Mr. Romney’s shifts on his views on abortion, stem-cell research, same-sex marriage and other issues are indeed troubling: Conservatives as well as liberals are unsure of what to expect from him if elected. But those who have worked with him praise his openness, his easy ability to transcend narrow political ideology to get a job done. And presidential candidates often pay tribute to the traditional wings of their parties at primary time. Mr. Romney’s chief rival, Arizona Sen. John McCain, has pandered as well in, for example, changing his position on the Bush tax cuts, which he once voted against and now wants extended.

We part company with Mr. McCain on his opposition to abortion and his support of the war in Iraq, among other things. But he has earned The Courant’s admiration as a campaign-finance reformer, a voice of decency in the treatment of prisoners of war and a heroic maverick who will cross the aisle to achieve bipartisan compromise on issues such as immigration.

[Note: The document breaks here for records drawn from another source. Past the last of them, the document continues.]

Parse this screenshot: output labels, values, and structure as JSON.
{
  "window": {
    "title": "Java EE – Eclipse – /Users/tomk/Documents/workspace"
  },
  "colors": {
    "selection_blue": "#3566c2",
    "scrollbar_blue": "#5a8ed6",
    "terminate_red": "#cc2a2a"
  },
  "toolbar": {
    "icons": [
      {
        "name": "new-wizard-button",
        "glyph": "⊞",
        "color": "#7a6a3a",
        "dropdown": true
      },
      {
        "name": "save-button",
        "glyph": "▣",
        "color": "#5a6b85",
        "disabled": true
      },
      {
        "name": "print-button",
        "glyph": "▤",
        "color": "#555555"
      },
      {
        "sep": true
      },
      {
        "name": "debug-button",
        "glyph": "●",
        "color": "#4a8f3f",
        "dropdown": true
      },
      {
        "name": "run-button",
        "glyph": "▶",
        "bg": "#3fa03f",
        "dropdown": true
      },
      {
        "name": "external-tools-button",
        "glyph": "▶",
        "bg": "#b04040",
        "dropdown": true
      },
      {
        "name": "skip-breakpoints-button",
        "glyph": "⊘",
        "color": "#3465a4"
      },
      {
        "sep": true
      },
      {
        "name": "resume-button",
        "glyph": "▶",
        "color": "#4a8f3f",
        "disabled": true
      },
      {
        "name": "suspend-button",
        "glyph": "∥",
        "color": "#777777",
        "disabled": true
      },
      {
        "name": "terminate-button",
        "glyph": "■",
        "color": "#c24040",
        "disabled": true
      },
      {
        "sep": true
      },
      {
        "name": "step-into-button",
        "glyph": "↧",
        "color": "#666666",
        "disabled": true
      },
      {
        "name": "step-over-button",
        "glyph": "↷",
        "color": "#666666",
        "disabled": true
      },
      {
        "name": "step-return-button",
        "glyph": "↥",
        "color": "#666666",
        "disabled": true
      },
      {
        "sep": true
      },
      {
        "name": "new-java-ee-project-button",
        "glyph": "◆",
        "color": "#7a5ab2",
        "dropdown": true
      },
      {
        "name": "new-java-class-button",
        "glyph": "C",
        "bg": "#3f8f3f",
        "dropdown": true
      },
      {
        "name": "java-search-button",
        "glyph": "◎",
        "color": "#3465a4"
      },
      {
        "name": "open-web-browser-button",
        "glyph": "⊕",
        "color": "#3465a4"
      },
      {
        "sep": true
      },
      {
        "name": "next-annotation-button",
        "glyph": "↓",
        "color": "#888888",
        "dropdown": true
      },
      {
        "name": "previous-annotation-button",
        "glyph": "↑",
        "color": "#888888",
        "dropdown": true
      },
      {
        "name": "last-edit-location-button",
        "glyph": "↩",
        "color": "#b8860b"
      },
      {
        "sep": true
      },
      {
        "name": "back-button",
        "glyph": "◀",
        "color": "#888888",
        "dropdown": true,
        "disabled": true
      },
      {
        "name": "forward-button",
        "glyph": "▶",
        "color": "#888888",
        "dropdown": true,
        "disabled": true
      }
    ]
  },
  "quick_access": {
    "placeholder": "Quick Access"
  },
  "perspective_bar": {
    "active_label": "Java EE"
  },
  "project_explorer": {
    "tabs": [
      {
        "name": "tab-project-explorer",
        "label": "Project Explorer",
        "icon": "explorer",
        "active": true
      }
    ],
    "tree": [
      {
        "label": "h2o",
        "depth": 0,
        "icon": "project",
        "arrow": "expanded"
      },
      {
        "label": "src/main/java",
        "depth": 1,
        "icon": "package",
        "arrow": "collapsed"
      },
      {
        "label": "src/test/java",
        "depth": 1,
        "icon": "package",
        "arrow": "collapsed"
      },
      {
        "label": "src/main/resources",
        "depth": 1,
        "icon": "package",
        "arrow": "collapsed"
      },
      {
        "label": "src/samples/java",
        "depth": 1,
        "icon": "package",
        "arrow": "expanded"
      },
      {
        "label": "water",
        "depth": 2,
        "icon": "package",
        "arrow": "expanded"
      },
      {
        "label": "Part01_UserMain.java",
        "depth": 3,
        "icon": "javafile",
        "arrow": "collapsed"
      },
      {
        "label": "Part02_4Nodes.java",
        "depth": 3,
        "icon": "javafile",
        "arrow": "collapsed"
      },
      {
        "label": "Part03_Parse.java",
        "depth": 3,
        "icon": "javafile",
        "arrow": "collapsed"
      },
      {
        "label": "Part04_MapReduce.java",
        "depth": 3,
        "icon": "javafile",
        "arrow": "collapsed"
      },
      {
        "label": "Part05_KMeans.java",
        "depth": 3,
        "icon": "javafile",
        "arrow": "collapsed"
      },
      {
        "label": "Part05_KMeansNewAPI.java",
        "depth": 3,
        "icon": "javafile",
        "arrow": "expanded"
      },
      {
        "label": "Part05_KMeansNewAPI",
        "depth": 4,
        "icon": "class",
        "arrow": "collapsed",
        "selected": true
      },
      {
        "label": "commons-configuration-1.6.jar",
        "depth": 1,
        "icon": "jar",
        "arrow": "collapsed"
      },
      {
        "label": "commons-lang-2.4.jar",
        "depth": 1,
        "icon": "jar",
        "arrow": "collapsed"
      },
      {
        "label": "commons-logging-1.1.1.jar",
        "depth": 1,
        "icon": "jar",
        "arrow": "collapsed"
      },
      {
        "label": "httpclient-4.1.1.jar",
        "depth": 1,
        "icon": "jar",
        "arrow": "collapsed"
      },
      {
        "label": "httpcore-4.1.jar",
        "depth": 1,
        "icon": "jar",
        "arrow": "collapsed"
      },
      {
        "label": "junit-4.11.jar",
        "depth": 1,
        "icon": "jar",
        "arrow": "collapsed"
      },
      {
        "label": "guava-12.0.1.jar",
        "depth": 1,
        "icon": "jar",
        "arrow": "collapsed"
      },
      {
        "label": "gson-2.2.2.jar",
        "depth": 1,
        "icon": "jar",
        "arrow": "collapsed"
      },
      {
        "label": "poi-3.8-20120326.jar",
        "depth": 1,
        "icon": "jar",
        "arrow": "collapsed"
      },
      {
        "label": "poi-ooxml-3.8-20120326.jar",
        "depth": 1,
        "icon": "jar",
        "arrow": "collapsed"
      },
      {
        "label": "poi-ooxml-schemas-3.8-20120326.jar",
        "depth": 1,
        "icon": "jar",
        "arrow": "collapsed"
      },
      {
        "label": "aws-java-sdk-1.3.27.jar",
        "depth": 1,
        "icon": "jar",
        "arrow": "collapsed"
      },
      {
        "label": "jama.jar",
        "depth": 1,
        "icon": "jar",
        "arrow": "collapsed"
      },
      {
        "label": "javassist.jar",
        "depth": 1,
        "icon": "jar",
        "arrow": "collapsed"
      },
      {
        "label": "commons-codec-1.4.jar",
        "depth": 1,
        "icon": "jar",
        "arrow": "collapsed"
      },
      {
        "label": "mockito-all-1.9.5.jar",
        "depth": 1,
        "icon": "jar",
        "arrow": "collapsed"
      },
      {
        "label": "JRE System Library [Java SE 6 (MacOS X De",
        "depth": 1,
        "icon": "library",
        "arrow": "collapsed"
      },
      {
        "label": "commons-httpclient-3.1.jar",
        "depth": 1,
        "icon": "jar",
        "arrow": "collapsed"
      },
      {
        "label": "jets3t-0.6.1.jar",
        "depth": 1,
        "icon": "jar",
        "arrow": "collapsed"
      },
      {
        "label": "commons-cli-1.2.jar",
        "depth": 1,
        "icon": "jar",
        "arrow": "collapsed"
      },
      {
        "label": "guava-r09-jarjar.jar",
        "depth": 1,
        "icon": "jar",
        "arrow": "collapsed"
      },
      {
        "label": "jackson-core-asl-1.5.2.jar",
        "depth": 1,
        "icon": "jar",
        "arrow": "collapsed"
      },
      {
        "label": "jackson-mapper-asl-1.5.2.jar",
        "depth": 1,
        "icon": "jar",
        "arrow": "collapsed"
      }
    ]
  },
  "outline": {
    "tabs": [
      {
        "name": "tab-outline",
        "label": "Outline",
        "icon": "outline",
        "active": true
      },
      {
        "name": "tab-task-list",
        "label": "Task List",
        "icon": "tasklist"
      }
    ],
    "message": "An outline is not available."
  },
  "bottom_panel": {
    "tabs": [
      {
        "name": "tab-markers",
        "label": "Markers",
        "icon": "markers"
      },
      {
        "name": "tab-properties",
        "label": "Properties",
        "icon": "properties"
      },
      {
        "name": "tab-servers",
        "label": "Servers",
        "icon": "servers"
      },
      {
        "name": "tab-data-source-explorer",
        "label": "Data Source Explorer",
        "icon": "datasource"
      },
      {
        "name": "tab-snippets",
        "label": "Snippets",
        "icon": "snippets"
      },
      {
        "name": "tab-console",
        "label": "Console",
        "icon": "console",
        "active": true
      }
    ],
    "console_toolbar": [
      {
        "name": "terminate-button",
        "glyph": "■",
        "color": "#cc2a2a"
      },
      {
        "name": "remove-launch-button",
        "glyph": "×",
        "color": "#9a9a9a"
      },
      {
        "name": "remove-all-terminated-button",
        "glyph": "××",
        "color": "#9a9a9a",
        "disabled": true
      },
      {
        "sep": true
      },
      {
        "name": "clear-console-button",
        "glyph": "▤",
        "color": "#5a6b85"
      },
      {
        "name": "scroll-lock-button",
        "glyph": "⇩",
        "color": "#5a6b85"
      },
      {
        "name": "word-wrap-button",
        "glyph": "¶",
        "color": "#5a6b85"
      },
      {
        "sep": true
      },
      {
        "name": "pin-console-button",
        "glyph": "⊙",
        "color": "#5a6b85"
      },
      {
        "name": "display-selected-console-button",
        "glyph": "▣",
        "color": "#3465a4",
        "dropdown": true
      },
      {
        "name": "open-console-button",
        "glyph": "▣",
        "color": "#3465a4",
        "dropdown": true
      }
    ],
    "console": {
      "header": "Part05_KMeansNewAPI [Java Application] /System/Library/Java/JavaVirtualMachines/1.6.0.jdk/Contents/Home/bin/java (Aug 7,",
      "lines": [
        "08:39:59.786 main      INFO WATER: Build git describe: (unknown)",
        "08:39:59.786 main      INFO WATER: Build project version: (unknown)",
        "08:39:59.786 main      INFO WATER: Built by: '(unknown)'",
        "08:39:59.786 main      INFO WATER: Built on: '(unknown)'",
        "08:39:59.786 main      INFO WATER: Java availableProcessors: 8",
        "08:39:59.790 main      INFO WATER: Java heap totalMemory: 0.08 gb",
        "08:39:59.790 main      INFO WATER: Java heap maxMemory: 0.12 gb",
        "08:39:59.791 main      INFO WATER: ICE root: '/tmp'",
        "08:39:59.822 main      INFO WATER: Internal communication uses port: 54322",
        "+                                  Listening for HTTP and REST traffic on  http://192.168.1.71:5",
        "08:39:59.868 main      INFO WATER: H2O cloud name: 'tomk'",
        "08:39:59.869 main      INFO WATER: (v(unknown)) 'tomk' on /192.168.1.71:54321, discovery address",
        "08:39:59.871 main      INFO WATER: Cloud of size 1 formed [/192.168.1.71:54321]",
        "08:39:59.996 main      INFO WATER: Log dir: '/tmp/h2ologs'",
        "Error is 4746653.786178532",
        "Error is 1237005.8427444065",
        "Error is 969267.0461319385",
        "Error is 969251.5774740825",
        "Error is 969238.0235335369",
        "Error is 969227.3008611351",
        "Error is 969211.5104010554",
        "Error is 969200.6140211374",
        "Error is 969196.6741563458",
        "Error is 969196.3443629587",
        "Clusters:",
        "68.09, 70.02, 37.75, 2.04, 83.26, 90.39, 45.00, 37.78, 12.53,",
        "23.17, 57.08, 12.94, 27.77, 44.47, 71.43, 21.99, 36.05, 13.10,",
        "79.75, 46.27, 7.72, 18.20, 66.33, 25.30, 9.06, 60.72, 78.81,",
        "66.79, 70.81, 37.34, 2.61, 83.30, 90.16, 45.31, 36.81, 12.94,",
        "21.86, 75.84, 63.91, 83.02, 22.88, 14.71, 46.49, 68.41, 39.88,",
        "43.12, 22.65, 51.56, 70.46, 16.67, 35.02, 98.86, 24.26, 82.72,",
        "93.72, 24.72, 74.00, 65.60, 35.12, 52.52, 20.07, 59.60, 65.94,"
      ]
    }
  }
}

With the economy gaining on the war in Iraq as the leading worry for Americans, however, Mr. Romney’s real-world grasp of economic principles, his real-world successes on both sides of the public/private-sector aisle, are increasingly valuable assets.

Mark Twain said about Wagner that his music “is better than it sounds.” Mr. Romney is a better leader than his perplexing campaign performance makes him out to be. He doesn’t have the smooth-talking populist appeal of Sen. Mike Huckabee or the years of working on public policy that Sen. McCain does. But if you throw him a knotty problem that needs to be solved by Friday, he’s the candidate we’d bet on to have it done by Tuesday.

He’s believable when he promises to bring “innovation and transformation” to Washington. He has done it.

He is The Courant’s choice for the Feb. 5 Republican presidential primary.